The men were arrested in the coastal city in Karnataka state as they attempted to sell the substance, which is banned by the government under the country's Wildlife Protection Act.

Ambergris, also known as “floating gold”, is a solid, waxy substance found in the intestines of the endangered sperm whales.

It is used for potions and traditional medicines and to stabilise the scent of fine perfumes due to its musky notes.

The substance is banned in many countries because sperm whales are a protected species and any possession or trade of their by-products is illegal.

The police carried out a raid following a tip-off and seized 2.2 kilograms of the substance.

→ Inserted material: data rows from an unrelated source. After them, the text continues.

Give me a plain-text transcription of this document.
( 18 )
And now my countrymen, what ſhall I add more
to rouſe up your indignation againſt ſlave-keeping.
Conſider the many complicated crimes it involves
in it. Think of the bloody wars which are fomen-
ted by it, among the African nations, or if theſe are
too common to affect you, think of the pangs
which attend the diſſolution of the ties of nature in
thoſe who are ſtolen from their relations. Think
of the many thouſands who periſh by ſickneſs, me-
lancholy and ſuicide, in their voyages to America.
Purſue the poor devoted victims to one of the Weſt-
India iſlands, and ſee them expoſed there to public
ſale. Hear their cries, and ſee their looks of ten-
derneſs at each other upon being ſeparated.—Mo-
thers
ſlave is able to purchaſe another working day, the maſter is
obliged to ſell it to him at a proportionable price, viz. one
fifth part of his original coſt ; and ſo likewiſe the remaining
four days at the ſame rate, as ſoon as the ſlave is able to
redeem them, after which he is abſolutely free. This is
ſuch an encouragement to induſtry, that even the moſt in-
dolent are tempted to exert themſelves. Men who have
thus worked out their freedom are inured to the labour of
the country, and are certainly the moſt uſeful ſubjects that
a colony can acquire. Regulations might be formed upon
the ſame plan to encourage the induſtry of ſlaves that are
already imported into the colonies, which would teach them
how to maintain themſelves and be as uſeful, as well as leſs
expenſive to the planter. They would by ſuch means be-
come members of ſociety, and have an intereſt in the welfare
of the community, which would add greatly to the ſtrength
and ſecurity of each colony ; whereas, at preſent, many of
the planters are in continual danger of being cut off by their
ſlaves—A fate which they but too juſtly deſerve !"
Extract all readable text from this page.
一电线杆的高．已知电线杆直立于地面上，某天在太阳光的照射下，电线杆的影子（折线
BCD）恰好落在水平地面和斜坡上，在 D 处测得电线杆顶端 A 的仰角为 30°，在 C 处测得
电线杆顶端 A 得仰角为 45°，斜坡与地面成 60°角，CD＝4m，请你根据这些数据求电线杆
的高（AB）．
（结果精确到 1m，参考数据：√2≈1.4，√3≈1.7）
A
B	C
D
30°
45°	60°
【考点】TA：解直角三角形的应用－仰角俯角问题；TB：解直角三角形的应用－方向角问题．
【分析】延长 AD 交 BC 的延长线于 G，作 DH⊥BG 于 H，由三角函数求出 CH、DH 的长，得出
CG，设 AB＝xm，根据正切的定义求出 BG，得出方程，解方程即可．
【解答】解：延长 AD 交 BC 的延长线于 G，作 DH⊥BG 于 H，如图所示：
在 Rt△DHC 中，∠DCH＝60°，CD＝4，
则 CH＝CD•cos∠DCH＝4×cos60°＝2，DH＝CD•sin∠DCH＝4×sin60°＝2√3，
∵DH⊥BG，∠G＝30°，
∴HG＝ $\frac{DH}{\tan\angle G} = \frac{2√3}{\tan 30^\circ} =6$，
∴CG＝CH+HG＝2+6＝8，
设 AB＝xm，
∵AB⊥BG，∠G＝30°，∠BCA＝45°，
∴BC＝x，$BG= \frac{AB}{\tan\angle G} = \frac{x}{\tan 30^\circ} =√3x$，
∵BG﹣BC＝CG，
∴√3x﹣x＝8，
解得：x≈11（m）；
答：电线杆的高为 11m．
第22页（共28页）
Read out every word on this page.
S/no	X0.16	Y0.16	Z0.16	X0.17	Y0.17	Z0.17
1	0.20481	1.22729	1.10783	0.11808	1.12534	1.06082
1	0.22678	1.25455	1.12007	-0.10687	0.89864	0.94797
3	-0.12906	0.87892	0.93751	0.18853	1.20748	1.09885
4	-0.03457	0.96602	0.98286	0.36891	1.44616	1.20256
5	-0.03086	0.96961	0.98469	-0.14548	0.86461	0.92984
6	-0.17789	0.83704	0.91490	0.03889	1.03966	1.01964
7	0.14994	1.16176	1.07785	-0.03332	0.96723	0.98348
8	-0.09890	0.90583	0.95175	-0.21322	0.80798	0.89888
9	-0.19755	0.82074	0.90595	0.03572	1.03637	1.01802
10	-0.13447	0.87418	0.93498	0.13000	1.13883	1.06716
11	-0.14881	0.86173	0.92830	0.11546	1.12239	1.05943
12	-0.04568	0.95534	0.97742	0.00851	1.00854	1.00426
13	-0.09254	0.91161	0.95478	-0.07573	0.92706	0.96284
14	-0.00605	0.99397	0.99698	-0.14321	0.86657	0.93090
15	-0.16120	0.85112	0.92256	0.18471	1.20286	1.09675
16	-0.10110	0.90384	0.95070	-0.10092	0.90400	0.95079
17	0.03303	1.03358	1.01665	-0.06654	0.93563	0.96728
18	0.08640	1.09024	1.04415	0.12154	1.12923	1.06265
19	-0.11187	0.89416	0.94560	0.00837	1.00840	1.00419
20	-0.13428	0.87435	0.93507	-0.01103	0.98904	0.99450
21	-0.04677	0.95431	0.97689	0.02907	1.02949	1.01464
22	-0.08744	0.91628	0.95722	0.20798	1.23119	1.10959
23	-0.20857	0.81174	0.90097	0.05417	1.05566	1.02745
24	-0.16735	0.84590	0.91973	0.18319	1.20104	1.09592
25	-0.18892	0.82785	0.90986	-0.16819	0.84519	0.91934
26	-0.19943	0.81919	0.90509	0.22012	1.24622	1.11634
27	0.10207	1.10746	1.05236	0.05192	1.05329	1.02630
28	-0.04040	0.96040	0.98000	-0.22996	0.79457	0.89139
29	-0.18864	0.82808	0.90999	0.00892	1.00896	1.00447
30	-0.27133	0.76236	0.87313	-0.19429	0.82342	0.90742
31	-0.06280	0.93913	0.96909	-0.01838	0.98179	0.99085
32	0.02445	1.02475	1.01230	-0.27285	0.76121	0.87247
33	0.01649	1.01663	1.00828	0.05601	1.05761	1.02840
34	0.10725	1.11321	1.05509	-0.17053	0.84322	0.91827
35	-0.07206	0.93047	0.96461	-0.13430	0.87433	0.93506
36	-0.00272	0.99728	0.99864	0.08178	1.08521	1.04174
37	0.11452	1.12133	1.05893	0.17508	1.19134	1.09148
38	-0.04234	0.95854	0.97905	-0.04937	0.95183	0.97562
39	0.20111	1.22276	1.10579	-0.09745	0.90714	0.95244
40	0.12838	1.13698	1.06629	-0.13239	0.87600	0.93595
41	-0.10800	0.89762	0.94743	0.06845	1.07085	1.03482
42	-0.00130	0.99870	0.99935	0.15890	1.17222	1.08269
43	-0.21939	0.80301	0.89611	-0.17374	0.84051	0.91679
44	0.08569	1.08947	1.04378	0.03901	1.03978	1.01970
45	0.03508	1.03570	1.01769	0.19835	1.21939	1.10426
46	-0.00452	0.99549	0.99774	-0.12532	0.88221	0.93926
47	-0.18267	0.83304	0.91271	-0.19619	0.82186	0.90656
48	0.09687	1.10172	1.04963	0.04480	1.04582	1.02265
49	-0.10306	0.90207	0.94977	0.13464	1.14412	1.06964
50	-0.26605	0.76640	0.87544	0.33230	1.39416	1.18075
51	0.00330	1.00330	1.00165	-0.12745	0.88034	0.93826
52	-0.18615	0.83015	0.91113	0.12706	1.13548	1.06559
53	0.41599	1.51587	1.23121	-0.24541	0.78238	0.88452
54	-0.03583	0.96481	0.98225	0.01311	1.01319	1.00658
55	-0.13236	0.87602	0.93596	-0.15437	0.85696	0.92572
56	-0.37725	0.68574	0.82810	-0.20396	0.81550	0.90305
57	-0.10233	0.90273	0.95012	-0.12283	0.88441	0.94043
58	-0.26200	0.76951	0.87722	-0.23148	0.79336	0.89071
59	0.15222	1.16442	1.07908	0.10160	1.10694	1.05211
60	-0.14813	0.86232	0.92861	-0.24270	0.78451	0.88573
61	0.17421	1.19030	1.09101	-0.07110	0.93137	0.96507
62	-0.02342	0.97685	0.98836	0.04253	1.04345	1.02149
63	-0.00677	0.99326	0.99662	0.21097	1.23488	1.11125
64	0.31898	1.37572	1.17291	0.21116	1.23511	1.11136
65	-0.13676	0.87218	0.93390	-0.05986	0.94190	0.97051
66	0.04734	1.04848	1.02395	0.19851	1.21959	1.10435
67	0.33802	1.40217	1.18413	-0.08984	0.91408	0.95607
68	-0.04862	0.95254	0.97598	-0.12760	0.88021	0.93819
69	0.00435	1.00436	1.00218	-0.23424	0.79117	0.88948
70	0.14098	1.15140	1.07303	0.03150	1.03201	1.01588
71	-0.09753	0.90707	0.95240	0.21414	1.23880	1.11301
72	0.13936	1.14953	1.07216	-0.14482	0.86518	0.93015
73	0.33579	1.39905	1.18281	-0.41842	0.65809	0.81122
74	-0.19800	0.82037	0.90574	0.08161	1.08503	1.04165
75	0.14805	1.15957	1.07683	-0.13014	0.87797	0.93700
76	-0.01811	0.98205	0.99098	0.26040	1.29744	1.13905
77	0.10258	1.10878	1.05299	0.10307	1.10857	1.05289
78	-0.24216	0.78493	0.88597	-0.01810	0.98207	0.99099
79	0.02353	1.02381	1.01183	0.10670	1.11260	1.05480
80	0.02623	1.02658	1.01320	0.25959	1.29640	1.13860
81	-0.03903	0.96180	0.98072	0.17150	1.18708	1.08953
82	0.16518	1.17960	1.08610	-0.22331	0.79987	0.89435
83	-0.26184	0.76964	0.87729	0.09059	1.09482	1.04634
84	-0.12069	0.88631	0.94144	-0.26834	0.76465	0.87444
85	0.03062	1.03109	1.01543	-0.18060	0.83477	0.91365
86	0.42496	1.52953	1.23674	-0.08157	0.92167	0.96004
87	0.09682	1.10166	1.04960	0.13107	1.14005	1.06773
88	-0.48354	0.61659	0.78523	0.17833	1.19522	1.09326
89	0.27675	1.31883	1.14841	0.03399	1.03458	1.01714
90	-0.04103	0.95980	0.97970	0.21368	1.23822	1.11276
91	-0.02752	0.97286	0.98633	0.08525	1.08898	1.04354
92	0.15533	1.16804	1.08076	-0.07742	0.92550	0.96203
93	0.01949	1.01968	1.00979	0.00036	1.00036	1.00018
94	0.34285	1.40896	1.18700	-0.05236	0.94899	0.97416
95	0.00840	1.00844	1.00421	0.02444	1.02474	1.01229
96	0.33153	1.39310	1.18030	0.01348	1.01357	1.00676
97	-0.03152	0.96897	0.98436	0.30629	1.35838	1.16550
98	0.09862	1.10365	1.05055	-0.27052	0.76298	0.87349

The accused had allegedly procured it from a man in Kerala, Hariram Shanker, Commissioner of Police for Law and Order, said.

“Mangalore is a place where international trade happens through ships and secondly it is a perfume centre. Whale vomit is used for making costly perfumes and these men came here to sell the ambergris,” Mr Shanker told The National.

“As per the wildlife authorities, the market value of one kilogram of ambergris is 1 crore rupees ($133,164). These men are arrested under non-bailable offences and could be punished between five and seven years if convicted,” Mr Shanker said.

This is the second time this month that the city police have seized ambergris. On February 8, six people with 3.4kg of ambergris were arrested.